CS415 takes time, which is why we offer it as a separate 2-credit course. The course meets once per week, on Monday at 3:35 in Thurston 205, but most of the time associated with it will be spent in front of PC's in our Intel CSUG lab (Upson 313), coding your solutions and testing them.

Students who enroll in CS415 gain a direct exposure to the sorts of core issues that arise when working with contemporary operating systems.  This experience is relevant to many other settings.  Moreover, students who have had the experience of building a moderately large software system in a structured, supervised manner often find it much easier to structure other large software projects and to debug large systems in a step-by-step manner later. 

All of your work, in both CS414 and CS415, is expected to be done individually.  We won’t have any programming “teams” this year, and although you are welcome to talk to friends, your work must be your own.  Sharing of code is strictly forbidden.

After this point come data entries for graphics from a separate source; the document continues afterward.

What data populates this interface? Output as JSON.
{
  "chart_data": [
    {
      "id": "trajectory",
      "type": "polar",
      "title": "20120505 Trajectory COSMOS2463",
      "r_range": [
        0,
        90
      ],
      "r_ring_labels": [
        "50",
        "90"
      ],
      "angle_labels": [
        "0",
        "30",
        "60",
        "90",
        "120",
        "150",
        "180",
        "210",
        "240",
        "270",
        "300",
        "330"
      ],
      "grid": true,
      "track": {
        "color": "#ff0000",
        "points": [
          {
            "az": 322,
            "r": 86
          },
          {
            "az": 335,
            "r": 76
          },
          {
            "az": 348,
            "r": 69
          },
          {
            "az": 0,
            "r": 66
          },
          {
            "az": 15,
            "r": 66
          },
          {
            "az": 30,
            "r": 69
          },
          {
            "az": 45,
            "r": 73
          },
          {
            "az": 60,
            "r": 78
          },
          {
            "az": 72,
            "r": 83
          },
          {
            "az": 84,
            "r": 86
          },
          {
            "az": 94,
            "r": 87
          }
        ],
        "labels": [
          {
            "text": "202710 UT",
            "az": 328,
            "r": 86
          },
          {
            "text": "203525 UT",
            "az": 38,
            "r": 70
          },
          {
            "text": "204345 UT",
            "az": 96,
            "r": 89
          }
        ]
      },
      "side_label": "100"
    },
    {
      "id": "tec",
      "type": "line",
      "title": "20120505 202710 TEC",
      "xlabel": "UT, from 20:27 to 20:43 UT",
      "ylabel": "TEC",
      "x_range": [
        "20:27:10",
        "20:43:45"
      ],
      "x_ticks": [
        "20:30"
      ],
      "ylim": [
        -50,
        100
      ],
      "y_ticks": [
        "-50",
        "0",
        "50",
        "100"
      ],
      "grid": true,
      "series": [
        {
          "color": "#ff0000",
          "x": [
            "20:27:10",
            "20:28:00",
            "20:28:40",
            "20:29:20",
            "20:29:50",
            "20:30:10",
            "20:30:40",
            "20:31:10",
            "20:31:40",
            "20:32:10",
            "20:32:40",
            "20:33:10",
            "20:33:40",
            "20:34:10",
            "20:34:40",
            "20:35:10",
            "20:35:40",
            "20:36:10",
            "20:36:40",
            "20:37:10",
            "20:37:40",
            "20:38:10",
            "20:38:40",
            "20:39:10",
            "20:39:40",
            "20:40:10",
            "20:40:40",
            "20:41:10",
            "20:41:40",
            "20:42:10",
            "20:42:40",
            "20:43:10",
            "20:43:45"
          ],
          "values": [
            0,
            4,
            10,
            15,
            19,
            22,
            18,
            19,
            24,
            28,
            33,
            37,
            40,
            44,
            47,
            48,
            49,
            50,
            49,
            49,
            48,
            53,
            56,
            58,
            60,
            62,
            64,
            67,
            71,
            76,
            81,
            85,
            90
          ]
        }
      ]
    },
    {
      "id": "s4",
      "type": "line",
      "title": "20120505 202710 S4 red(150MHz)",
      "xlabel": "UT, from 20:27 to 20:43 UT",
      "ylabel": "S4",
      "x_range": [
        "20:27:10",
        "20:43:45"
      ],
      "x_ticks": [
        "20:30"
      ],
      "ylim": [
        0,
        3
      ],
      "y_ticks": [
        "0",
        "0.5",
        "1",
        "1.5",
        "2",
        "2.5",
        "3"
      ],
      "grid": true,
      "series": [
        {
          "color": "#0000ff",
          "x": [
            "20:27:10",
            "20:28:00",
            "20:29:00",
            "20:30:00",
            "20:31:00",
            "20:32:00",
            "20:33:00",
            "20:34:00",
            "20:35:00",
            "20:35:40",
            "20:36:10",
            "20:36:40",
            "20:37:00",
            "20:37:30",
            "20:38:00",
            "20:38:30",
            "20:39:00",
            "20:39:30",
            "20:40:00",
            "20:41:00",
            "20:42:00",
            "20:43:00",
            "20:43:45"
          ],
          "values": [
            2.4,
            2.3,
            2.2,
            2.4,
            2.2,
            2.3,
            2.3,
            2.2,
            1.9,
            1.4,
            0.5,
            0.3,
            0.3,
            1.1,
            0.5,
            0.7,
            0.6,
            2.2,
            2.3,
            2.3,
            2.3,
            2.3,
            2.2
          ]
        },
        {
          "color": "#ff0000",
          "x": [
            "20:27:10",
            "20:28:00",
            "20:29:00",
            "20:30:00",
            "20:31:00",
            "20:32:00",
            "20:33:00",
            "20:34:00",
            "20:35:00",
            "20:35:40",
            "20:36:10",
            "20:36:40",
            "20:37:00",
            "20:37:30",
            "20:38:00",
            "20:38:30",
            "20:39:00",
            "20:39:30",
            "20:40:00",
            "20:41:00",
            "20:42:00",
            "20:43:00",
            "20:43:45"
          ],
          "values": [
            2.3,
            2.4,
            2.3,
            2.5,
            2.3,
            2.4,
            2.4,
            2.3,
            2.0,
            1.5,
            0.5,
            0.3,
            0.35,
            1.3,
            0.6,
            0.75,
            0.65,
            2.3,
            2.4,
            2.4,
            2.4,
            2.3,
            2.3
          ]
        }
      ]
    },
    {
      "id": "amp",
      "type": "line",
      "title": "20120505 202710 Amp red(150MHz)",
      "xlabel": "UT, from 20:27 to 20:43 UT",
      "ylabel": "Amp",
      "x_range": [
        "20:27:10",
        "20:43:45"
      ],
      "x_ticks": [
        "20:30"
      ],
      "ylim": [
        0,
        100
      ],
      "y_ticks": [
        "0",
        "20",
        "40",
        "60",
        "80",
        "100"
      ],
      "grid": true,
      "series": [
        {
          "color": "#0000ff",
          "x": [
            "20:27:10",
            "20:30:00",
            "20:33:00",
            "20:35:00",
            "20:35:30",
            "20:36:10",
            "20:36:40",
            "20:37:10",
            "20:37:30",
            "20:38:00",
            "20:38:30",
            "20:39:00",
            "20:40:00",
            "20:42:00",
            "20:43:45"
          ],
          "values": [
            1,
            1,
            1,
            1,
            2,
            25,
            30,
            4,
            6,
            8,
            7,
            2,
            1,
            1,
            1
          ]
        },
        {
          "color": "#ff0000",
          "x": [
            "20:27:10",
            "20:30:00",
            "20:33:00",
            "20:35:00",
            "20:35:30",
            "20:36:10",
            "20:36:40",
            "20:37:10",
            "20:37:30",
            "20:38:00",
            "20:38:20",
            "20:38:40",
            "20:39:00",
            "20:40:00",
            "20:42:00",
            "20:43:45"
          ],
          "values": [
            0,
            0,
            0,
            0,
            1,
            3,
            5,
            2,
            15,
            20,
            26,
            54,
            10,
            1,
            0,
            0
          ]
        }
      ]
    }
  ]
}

CS414 Text:  Silbershatz, and Galvin: Operating Systems Concepts (5th Edition)

Prerequisites

CS414 requires some general knowledge of simple programming techniques and data structures.  Normally, you get this in CS410, which is a pre-requisite or co-requisite to the course.  It also requires a good understanding of computer architecture at the level of CS314: assembler language, subroutine calls and argument passing, registers, memory caches, virtual memory hardware, interrupts and processor priority, kernel-user mode, DMA transfers, device interfaces.  We won't cover this material and we will refer to it.

Teaching Assistants

CS414 and 415 have 4 TA's this fall:  Fabio Pellacini, Rie Ando, Matthew Harris and Ioannis Vetsikas, as well as two additional MEng TA’s.  We haven’t worked out the exact responsibilities for the different TA’s yet but all of them will have office hours, and we’ll provide details in a handout soon.

Prelims and Exams

There will be two in-class CS414 prelims and a final.  Because the University scheduled the final very late (Dec. 16), we’ll have it in class on the last day of classes instead.  The three exams count equally towards your grade.  There will also be a few homework asssignments; homeworks count for between 15% and 25% of your grade (the exact curve won’t be decided until later in the semester).  CS415 is graded entirely on the basis of the projects.